Biografie
Der greise Schriftsteller war ein schwieriger Brocken, hart zu knacken. Man munkelte, er habe in seinem langen Leben so manches Frauenleben zerstört, aber Genaueres wusste man nicht, denn er hütete sein Privatleben wie einen Schatz. Als der Verlag seinen neuen Shooting Star, den diesjährigen »Open Mike« – Preisträger auf ihn ansetzte, um seine Biografie zu schreiben – ein Unterfangen, das schon ein paar Mal gescheitert war – zählte der erfahrene Cheflektor auf den Ehrgeiz des jungen und auf die ungebrochene Eitelkeit des alten Schriftstellers.
Biografien waren in, wie die Verkaufszahlen bei der Buchmesse gezeigt hatten. Voyeurismus kannte keine Grenzen, was auch die entsprechenden Einschaltquoten bei den privaten Sendern bezeugten.

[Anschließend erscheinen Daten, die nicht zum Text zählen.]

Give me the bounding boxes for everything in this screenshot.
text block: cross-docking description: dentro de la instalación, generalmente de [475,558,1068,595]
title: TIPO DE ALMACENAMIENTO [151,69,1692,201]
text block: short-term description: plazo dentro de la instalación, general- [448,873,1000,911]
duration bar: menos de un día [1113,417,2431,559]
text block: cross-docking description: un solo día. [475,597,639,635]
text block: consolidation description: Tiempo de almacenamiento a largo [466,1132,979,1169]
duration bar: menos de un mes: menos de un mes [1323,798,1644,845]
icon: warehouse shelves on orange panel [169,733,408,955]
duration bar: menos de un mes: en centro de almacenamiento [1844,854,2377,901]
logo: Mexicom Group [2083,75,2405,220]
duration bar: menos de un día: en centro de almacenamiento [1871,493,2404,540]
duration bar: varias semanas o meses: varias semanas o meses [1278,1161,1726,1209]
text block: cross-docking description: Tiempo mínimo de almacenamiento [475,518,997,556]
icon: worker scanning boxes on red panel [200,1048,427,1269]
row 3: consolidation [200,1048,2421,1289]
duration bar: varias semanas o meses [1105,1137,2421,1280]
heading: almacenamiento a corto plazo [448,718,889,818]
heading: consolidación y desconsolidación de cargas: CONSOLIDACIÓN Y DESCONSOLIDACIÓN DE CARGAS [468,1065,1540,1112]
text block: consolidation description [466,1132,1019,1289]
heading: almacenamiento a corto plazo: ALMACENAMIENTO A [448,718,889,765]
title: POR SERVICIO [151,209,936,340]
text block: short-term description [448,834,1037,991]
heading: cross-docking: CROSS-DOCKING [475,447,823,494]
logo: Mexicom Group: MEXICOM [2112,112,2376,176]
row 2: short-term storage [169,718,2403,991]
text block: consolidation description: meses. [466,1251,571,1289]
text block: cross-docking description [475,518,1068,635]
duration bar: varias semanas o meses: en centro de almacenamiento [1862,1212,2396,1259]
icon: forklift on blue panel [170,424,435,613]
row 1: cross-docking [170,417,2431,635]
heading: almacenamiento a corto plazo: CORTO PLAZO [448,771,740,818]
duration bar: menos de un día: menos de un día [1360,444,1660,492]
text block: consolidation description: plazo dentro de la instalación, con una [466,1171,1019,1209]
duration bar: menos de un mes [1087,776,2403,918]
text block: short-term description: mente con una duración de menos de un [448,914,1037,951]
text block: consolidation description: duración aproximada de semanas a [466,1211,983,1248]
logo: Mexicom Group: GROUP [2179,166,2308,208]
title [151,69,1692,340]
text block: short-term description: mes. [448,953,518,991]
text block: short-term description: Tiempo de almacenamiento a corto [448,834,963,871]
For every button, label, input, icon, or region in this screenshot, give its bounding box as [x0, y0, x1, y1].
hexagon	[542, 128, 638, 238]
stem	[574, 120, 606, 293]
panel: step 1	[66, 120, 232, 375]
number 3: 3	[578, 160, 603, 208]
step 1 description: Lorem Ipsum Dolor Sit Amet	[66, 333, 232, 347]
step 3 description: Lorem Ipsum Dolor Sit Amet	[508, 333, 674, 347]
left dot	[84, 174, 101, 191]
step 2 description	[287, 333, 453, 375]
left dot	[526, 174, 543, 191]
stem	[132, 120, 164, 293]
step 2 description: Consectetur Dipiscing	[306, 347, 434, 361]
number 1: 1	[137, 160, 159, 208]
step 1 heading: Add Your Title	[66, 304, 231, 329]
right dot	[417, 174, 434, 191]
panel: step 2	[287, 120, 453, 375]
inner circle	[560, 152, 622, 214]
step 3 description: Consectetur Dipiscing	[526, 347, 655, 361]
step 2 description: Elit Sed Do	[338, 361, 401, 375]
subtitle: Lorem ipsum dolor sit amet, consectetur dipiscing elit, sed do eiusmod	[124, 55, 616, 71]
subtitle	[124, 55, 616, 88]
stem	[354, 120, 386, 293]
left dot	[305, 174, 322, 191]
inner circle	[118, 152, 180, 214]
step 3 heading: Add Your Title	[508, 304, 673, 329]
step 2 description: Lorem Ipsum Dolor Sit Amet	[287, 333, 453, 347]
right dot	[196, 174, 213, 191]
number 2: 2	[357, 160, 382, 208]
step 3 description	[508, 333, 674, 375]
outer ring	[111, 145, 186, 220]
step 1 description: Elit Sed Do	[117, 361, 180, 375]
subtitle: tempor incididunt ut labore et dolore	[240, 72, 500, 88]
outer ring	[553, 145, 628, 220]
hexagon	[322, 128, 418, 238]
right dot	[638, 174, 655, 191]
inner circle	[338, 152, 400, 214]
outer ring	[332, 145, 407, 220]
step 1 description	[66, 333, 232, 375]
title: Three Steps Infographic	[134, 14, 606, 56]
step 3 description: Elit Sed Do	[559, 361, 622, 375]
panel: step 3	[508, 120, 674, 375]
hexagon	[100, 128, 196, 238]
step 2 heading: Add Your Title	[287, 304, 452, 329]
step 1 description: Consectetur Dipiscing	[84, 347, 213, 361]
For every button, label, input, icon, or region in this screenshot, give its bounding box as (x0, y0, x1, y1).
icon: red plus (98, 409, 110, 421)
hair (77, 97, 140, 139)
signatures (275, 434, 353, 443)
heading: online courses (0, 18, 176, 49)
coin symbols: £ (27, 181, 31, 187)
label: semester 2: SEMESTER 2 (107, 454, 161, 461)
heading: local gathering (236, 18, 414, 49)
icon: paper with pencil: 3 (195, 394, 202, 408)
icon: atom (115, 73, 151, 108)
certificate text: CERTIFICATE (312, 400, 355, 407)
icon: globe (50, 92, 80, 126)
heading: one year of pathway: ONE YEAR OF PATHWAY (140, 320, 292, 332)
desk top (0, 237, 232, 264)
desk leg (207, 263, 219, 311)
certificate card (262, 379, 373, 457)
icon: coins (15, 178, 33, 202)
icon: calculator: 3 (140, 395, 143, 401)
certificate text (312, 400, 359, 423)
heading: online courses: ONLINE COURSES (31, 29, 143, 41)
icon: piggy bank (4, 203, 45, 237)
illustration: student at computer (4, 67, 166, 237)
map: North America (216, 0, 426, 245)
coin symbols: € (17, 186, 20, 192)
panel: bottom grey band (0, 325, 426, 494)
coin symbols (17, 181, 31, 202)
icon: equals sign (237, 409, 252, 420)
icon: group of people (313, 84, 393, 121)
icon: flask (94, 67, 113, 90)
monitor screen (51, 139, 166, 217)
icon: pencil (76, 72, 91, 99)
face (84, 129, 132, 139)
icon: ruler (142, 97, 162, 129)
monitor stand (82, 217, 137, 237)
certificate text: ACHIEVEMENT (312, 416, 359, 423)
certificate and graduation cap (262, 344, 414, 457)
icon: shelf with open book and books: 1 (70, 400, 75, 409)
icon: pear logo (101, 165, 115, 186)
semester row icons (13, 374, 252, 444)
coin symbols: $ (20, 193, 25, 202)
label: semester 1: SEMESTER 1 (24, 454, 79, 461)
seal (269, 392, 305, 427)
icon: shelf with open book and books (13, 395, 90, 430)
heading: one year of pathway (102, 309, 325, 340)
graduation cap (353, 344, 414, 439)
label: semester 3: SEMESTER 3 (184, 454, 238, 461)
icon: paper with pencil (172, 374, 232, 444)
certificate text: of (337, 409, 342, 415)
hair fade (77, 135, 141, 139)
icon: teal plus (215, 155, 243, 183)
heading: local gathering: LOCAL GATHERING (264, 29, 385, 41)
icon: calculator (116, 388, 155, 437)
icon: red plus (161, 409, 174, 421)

Der junge Autor las alles, was er über den großen Kollegen in die Finger kriegen konnte, recherchierte und googelte, was das Zeug hielt. Trotzdem wurde das erste Interview eine Katastrophe. Nicht, dass er sich durch die pompöse Villa am Starnberger See hatte einschüchtern lassen. Zumindest ließ er es sich nicht anmerken. Der große Meister war freundlich und zuvorkommend, kredenzte einen guten, alten Cognac und bot seinem Gegenüber dicke kubanische Zigarren an.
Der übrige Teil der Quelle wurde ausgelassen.